I also came away with an overall positive feeling, but one thing is nagging and that is battery supply. The 24 GWh they are producing now covers about 350,000 Model 3 in Fremont per year. But in 2020-2021 we have coming up:
- GF3 at probably an average of 3000 to 5000 cars per week in 2020, which means 200,000 cars (10 GWh, only smaller SR+) and probably 300,000 to 400,000 in 2021 (15-20 GWh).
- Model Y starting mass production in the fall of 2020 and eventually going to outproduce Model S, 3, X. That could mean several hundred thousand cars in 2021 (although it might cannibalize Model 3 a bit), so 15 GWh.
- Semi starting production at the end of 2020, with each semi consuming a lot of batteries. 5,000 semi's at 800 KWh in 2021 would need 4 GWh.
- Pickup truck starting mass production probably somewhere at the end of 2021. It will likely not have a small battery. Cyber punk will be first, a more regular truck will have to wait for more batteries.
- Roadster in 2021: 10,000 x 200 KWh = 2 GWh.

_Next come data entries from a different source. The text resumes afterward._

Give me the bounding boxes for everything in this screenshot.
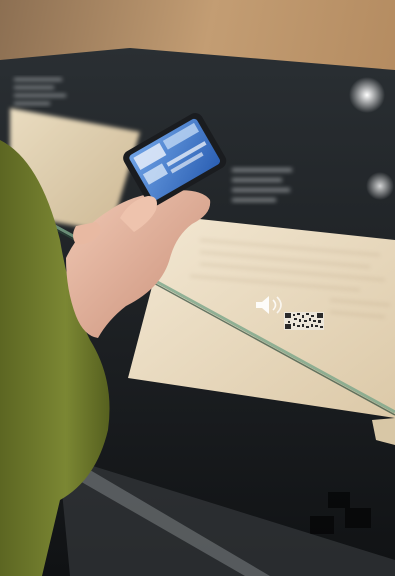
photo-scene	[0, 0, 395, 576]
ceiling-light-reflection	[349, 77, 385, 113]
ceiling-light-reflection	[366, 172, 394, 200]
scene-illustration	[0, 0, 395, 576]
qr-code-icon[interactable]	[284, 312, 324, 330]
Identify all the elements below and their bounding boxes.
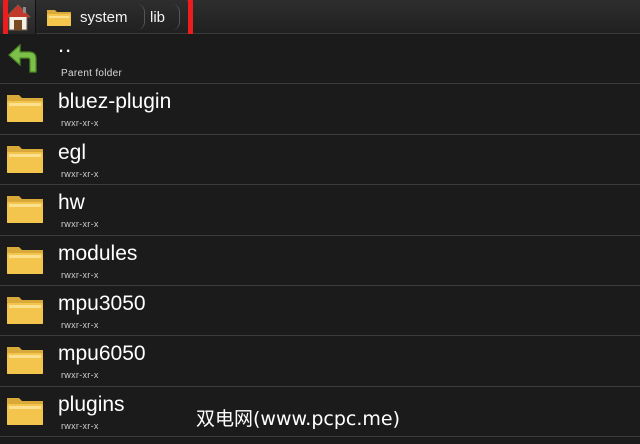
list-item[interactable]: egl rwxr-xr-x [0,134,640,186]
folder-icon [7,95,43,123]
parent-folder-row[interactable]: .. Parent folder [0,32,640,85]
row-permissions: rwxr-xr-x [61,219,99,230]
folder-icon [7,196,43,224]
row-permissions: rwxr-xr-x [61,118,99,129]
home-button[interactable] [0,0,36,34]
row-permissions: rwxr-xr-x [61,269,99,280]
list-item[interactable]: hw rwxr-xr-x [0,185,640,236]
row-name: modules [58,241,138,265]
row-name: egl [58,140,87,164]
breadcrumb-label: lib [150,8,166,26]
row-name: bluez-plugin [58,90,172,114]
row-permissions: rwxr-xr-x [61,370,99,381]
breadcrumb-separator [172,4,180,30]
row-permissions: rwxr-xr-x [61,319,99,330]
row-name: mpu6050 [58,342,146,366]
file-list: .. Parent folder bluez-plugin rwxr-xr-x … [0,32,640,438]
list-item[interactable]: mpu3050 rwxr-xr-x [0,285,640,337]
list-item[interactable]: bluez-plugin rwxr-xr-x [0,84,640,135]
folder-icon [7,296,43,324]
file-manager-app: system lib .. Parent folder bluez-plugin… [0,0,640,444]
folder-icon [7,145,43,173]
breadcrumb-item-system[interactable]: system [46,0,128,34]
row-name: plugins [58,392,125,416]
row-permissions: rwxr-xr-x [61,420,99,431]
list-item[interactable]: modules rwxr-xr-x [0,235,640,286]
row-name: hw [58,191,85,215]
breadcrumb-bar: system lib [0,0,640,41]
folder-icon [7,397,43,425]
row-name: .. [58,32,73,57]
breadcrumb-item-lib[interactable]: lib [150,0,165,34]
folder-icon [7,246,43,274]
breadcrumb-label: system [80,8,128,26]
row-subtitle: Parent folder [61,68,123,79]
list-item[interactable]: mpu6050 rwxr-xr-x [0,336,640,387]
folder-icon [7,347,43,375]
home-icon [5,4,31,31]
watermark: 双电网(www.pcpc.me) [196,408,400,430]
row-name: mpu3050 [58,291,146,315]
row-permissions: rwxr-xr-x [61,168,99,179]
back-arrow-icon [8,43,37,73]
folder-icon [47,10,71,26]
breadcrumb-separator [137,4,145,30]
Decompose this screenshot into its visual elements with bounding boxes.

- Energy storage ramping up. Expected to triple this year to 3 GWh, we were told yesterday. And growth will not slow down in 2020/2021, so 5 GWh and 8-10 GWh in those years maybe.
All in all this could mean a need for a steady state production of 70-75 GWh per year at the end of 2021. They expect to hit 35 GWh early next year and need to more than double that in less than two years time! If I remember well Elon yesterday said they would start physical expansion of GF1, although no timeline was given. It is definitely necessary, as there is a limit to what output improvement of existing lines can achieve. Hopefully they also manage to get a lot of GWh-capacity online in China to cover the 15-20 GWh needed there in the medium term (and more if they plan on reaching 1 million cars in China).
JB and Drew have their work cut out.